Child kidnappings rise 'alarming'
Child kidnappings have increased by almost one fifth, police figures compiled by a charity show.
There were almost 900 abductions and kidnappings in the year 2013/2014, the Parents and Abducted Children Together (Pact) report covering England, Wales and Northern Ireland said.
The latest figures show most abductions - 401 of 559 - were carried out by people other than the children's parents, while 321 children were kidnapped.
Kidnapping, as opposed to abduction, involves the use of force or fraud against the victim.
The increase in numbers since 2012/2013 is "alarming", Pact's director of research Geoff Newiss said, but added that the reasons for the rise are not clear.
"It's difficult to say whether this is a consequence of victims being more likely to report crime, changes in the way police record it, or a genuine increase in offending," he said, stressing that incidents are still relatively rare.
The figures include both attempted and successful crime.
The report authors said they were unable to get data for Scotland.
The highest rate of child abduction and kidnap was in Northern Ireland, with 11.6 offences per 100,00 children in the 2013/2014, while the lowest was in Wales where there were 4.5 offences per 100,000 children.

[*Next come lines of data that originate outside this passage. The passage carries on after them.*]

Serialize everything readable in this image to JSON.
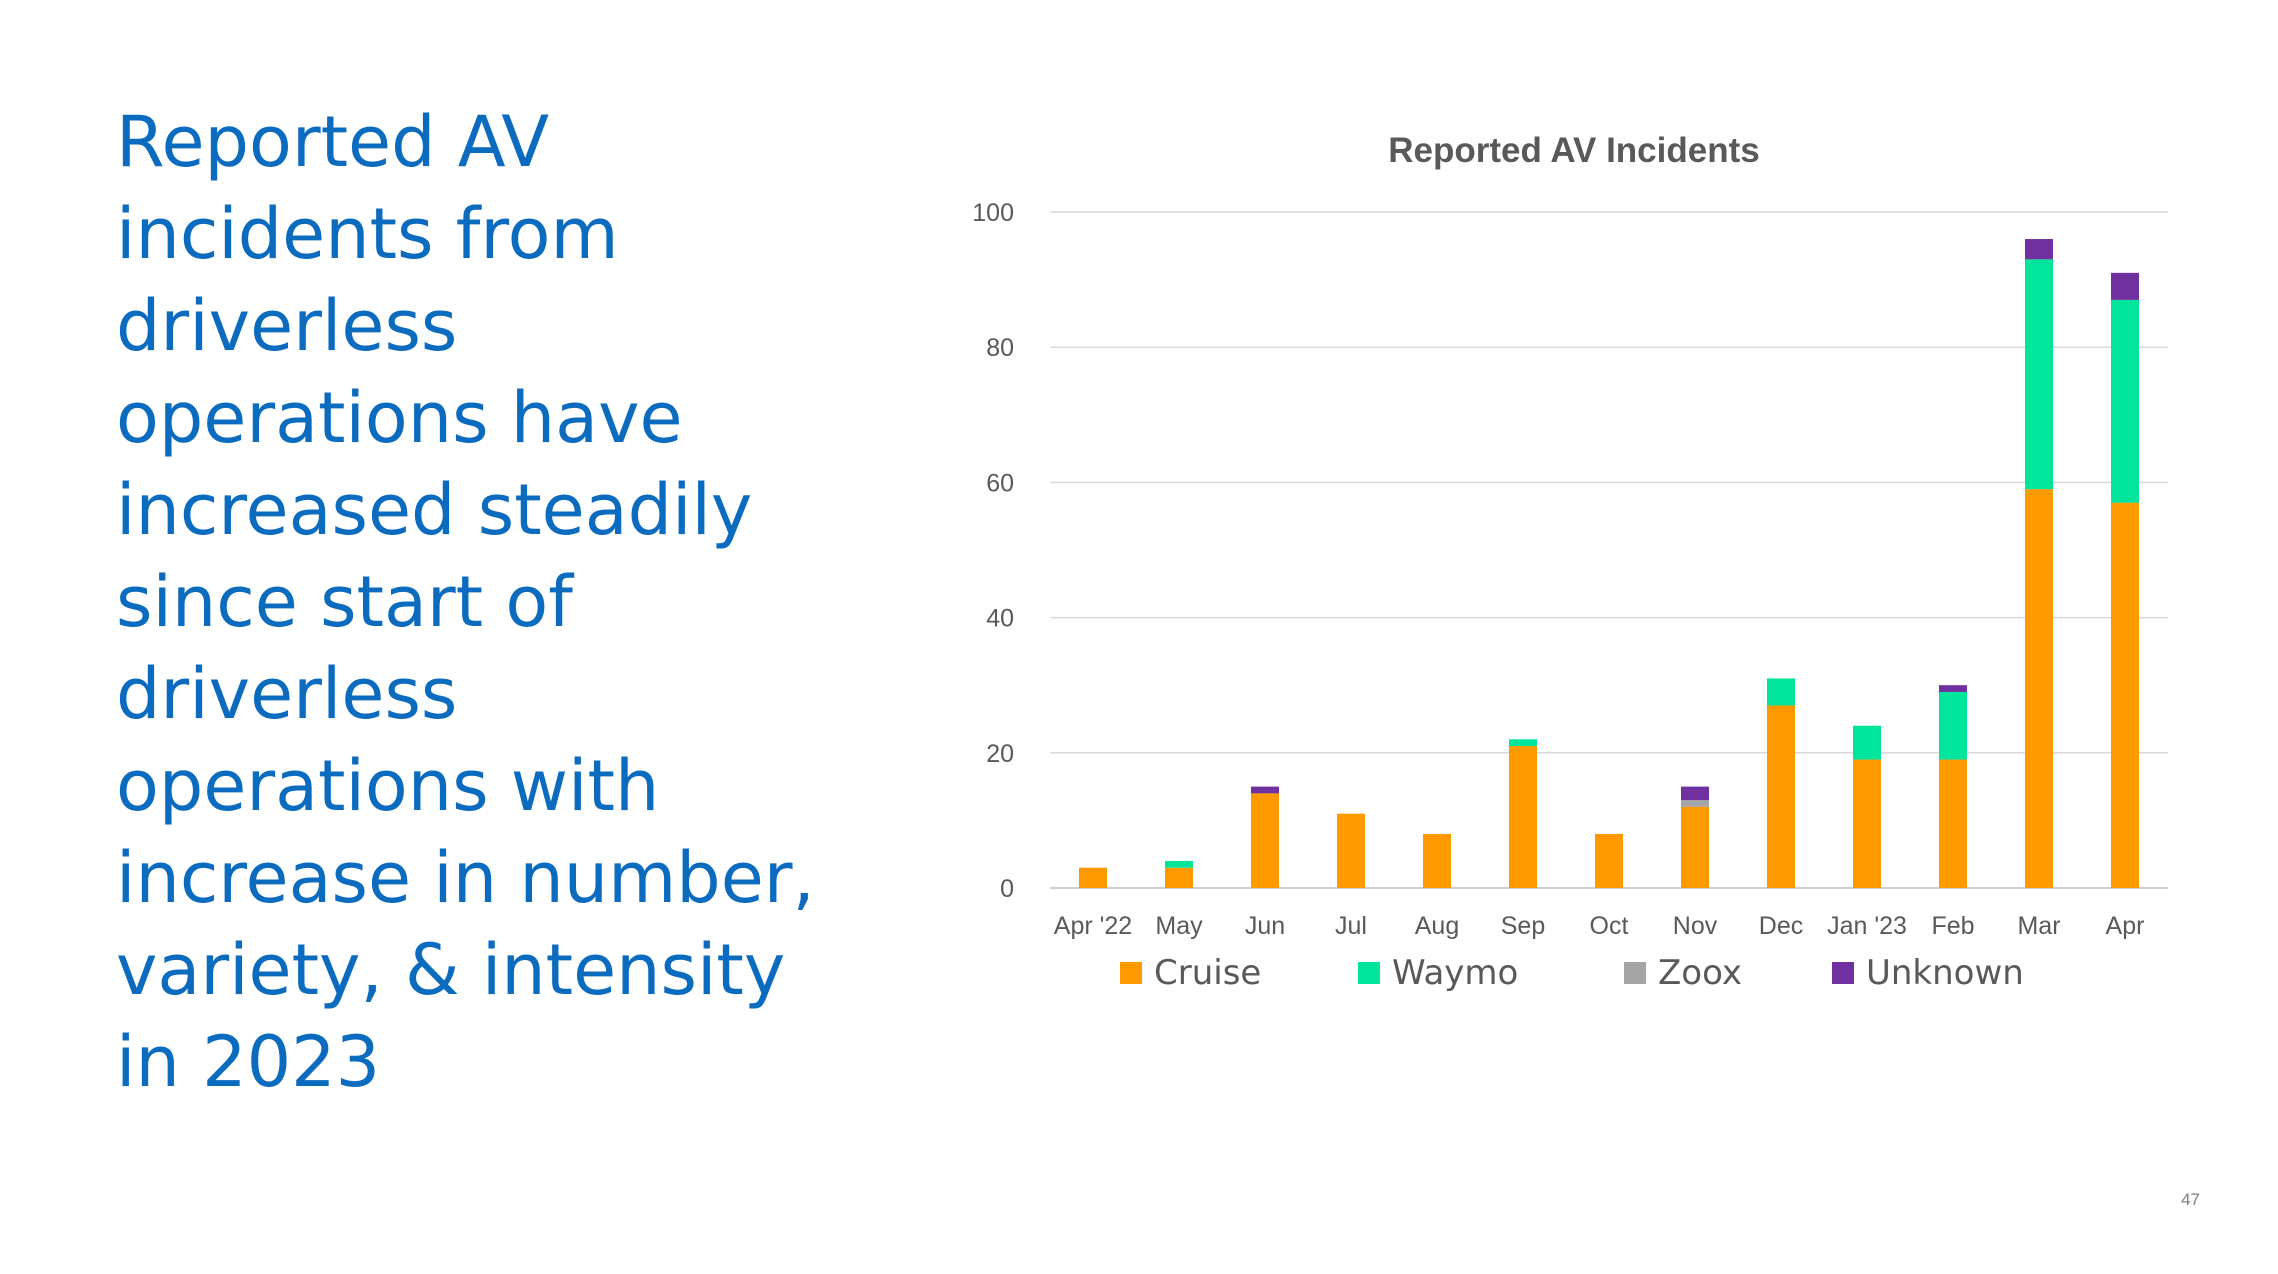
{
  "slide": {
    "headline_lines": [
      "Reported AV",
      "incidents from",
      "driverless",
      "operations have",
      "increased steadily",
      "since start of",
      "driverless",
      "operations with",
      "increase in number,",
      "variety, & intensity",
      "in 2023"
    ],
    "page_number": "47",
    "accent_color": "#0b6bbf"
  },
  "chart_data": {
    "type": "bar",
    "stacked": true,
    "title": "Reported AV Incidents",
    "xlabel": "",
    "ylabel": "",
    "ylim": [
      0,
      100
    ],
    "yticks": [
      0,
      20,
      40,
      60,
      80,
      100
    ],
    "grid": true,
    "legend_position": "bottom",
    "categories": [
      "Apr '22",
      "May",
      "Jun",
      "Jul",
      "Aug",
      "Sep",
      "Oct",
      "Nov",
      "Dec",
      "Jan '23",
      "Feb",
      "Mar",
      "Apr"
    ],
    "series": [
      {
        "name": "Cruise",
        "color": "#ff9900",
        "values": [
          3,
          3,
          14,
          11,
          8,
          21,
          8,
          12,
          27,
          19,
          19,
          59,
          57
        ]
      },
      {
        "name": "Waymo",
        "color": "#00e59b",
        "values": [
          0,
          1,
          0,
          0,
          0,
          1,
          0,
          0,
          4,
          5,
          10,
          34,
          30
        ]
      },
      {
        "name": "Zoox",
        "color": "#a5a5a5",
        "values": [
          0,
          0,
          0,
          0,
          0,
          0,
          0,
          1,
          0,
          0,
          0,
          0,
          0
        ]
      },
      {
        "name": "Unknown",
        "color": "#7030a0",
        "values": [
          0,
          0,
          1,
          0,
          0,
          0,
          0,
          2,
          0,
          0,
          1,
          3,
          4
        ]
      }
    ]
  }
}
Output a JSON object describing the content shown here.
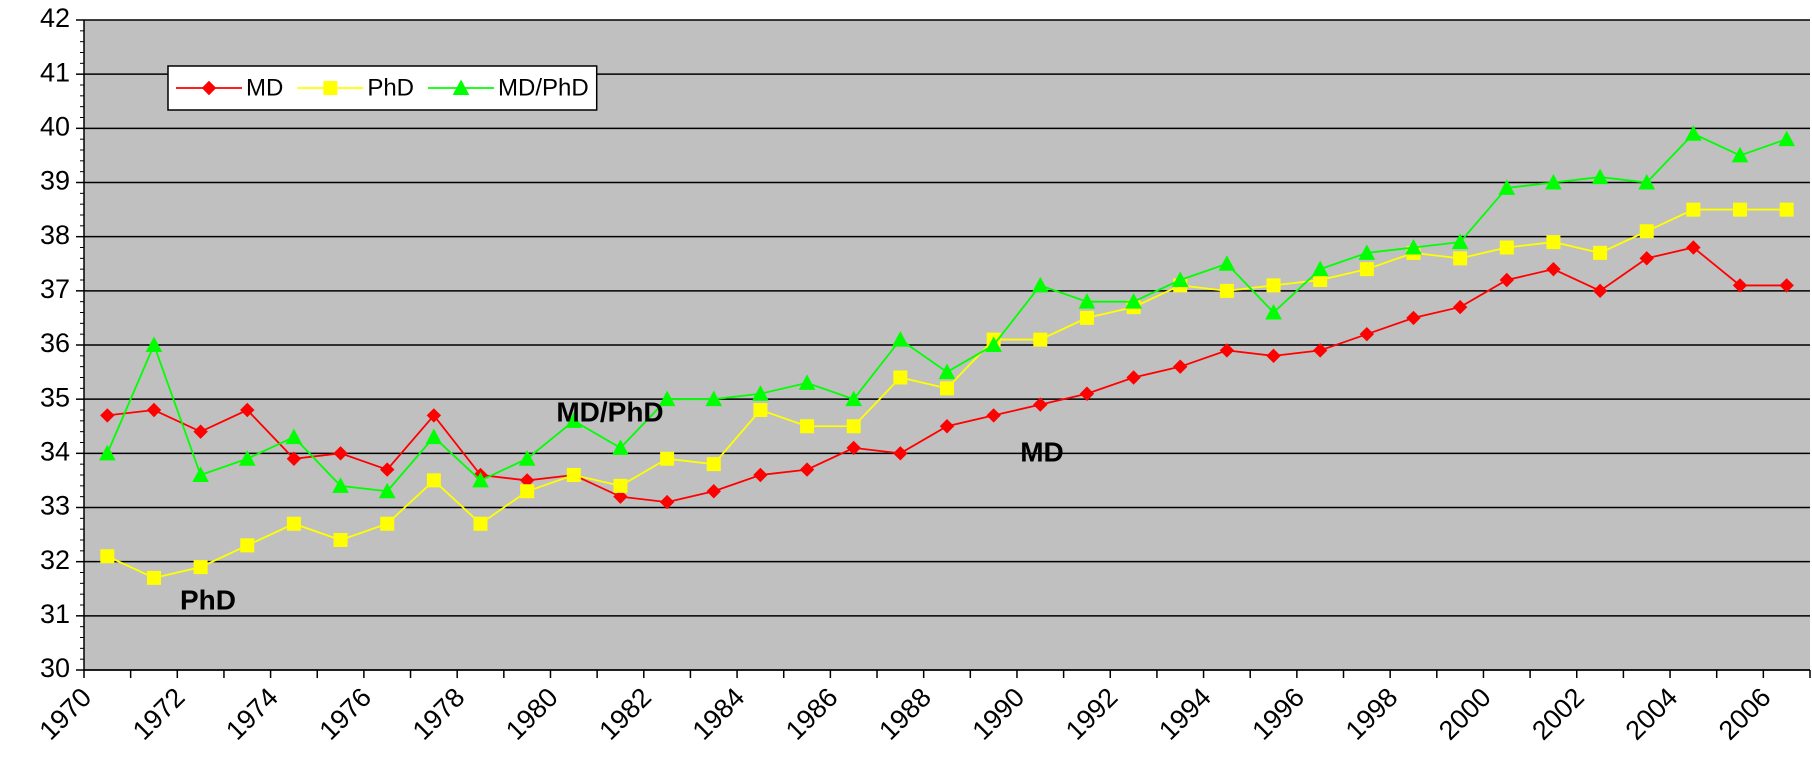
{
  "chart_data": {
    "type": "line",
    "categories": [
      "1970",
      null,
      "1972",
      null,
      "1974",
      null,
      "1976",
      null,
      "1978",
      null,
      "1980",
      null,
      "1982",
      null,
      "1984",
      null,
      "1986",
      null,
      "1988",
      null,
      "1990",
      null,
      "1992",
      null,
      "1994",
      null,
      "1996",
      null,
      "1998",
      null,
      "2000",
      null,
      "2002",
      null,
      "2004",
      null,
      "2006"
    ],
    "series": [
      {
        "name": "MD",
        "color": "#ff0000",
        "marker": "diamond",
        "values": [
          34.7,
          34.8,
          34.4,
          34.8,
          33.9,
          34.0,
          33.7,
          34.7,
          33.6,
          33.5,
          33.6,
          33.2,
          33.1,
          33.3,
          33.6,
          33.7,
          34.1,
          34.0,
          34.5,
          34.7,
          34.9,
          35.1,
          35.4,
          35.6,
          35.9,
          35.8,
          35.9,
          36.2,
          36.5,
          36.7,
          37.2,
          37.4,
          37.0,
          37.6,
          37.8,
          37.1,
          37.1
        ]
      },
      {
        "name": "PhD",
        "color": "#ffff00",
        "marker": "square",
        "values": [
          32.1,
          31.7,
          31.9,
          32.3,
          32.7,
          32.4,
          32.7,
          33.5,
          32.7,
          33.3,
          33.6,
          33.4,
          33.9,
          33.8,
          34.8,
          34.5,
          34.5,
          35.4,
          35.2,
          36.1,
          36.1,
          36.5,
          36.7,
          37.1,
          37.0,
          37.1,
          37.2,
          37.4,
          37.7,
          37.6,
          37.8,
          37.9,
          37.7,
          38.1,
          38.5,
          38.5,
          38.5
        ]
      },
      {
        "name": "MD/PhD",
        "color": "#00ff00",
        "marker": "triangle",
        "values": [
          34.0,
          36.0,
          33.6,
          33.9,
          34.3,
          33.4,
          33.3,
          34.3,
          33.5,
          33.9,
          34.6,
          34.1,
          35.0,
          35.0,
          35.1,
          35.3,
          35.0,
          36.1,
          35.5,
          36.0,
          37.1,
          36.8,
          36.8,
          37.2,
          37.5,
          36.6,
          37.4,
          37.7,
          37.8,
          37.9,
          38.9,
          39.0,
          39.1,
          39.0,
          39.9,
          39.5,
          39.8
        ]
      }
    ],
    "annotations": [
      "MD/PhD",
      "MD",
      "PhD"
    ],
    "ylim": [
      30,
      42
    ],
    "yticks": [
      30,
      31,
      32,
      33,
      34,
      35,
      36,
      37,
      38,
      39,
      40,
      41,
      42
    ],
    "grid": true,
    "legend": "top-left",
    "background": "#c0c0c0"
  }
}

London, West Midlands Police, Greater Manchester and West Yorkshire all recorded higher rates of child abduction and kidnapping than the national average of 7.4 offences per 100,000 children.
Susannah Drury, director of policy for Missing People, said: "This Pact report provides valuable insights into the scale of child abduction and kidnapping in England, Wales and Northern Ireland. The report has uncovered worrying increases in child abductions and kidnapping offences - highlighting the importance of a quick and effective national response to these crimes."
Ms Drury called on people to sign up to receive Child Rescue Alerts, a partnership between Pact, Missing People, the National Crime Agency and Groupcall which helps to raise the alarm when a child goes missing.
The Association of Chief Police Officers told the Independent on Sunday there has been a significant increase in the recording of these kinds of crimes due to a "considerable focus" on improving crime-recording practices.